Leucosidea sericea, or ouhout in Afrikaans, is a pioneer tree (or shrub) on grassy slopes and kloofs in the eastern parts of South Africa, away from the coast (SA Tree List No. 145). The species is often a mere straggling, greyish shrub, but rarely reaching 15 m.
The stems are brittle. Young branches appear unkempt with persistent, hairy stipules. The leaf structure is compound, bearing two to three pairs of leaflets, as well as a terminal leaflet (imparipinnate; no terminal leaflet present makes a compound leaf paripinnate). The terminal leaflet and the adjacent pair are usually the biggest on the leaf. Leaves are alternate or spirally arranged on the stems. The leaflet shape is obovate, leaf apices rounded and the margins distinctly toothed or serrated.
The flowers are small and greenish to cream or pale yellow, blooming at the end of winter and in spring.
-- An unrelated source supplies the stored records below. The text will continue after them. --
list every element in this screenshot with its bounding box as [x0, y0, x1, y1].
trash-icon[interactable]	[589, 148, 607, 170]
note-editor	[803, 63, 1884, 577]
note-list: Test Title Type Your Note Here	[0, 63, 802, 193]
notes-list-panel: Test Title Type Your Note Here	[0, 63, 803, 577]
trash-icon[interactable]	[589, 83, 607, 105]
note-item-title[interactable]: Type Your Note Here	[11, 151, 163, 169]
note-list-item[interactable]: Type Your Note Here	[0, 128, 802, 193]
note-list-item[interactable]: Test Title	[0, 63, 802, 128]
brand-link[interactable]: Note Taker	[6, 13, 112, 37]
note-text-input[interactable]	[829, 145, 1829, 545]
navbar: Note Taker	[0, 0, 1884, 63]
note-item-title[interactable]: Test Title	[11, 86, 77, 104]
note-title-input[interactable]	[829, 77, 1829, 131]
Flowers are densely clustered in erect racemes at the tips of the young branches. Each flower has two rows of sepals and five obovate petals. There are ten to twelve stamens per flower. The fruits are small nuts.
The tree plays a role in traditional medicine. It is also regarded as an indicator of a stream being suitable for stocking with trout (Coates Palgrave, 2002; Schmidt, et al, 2002).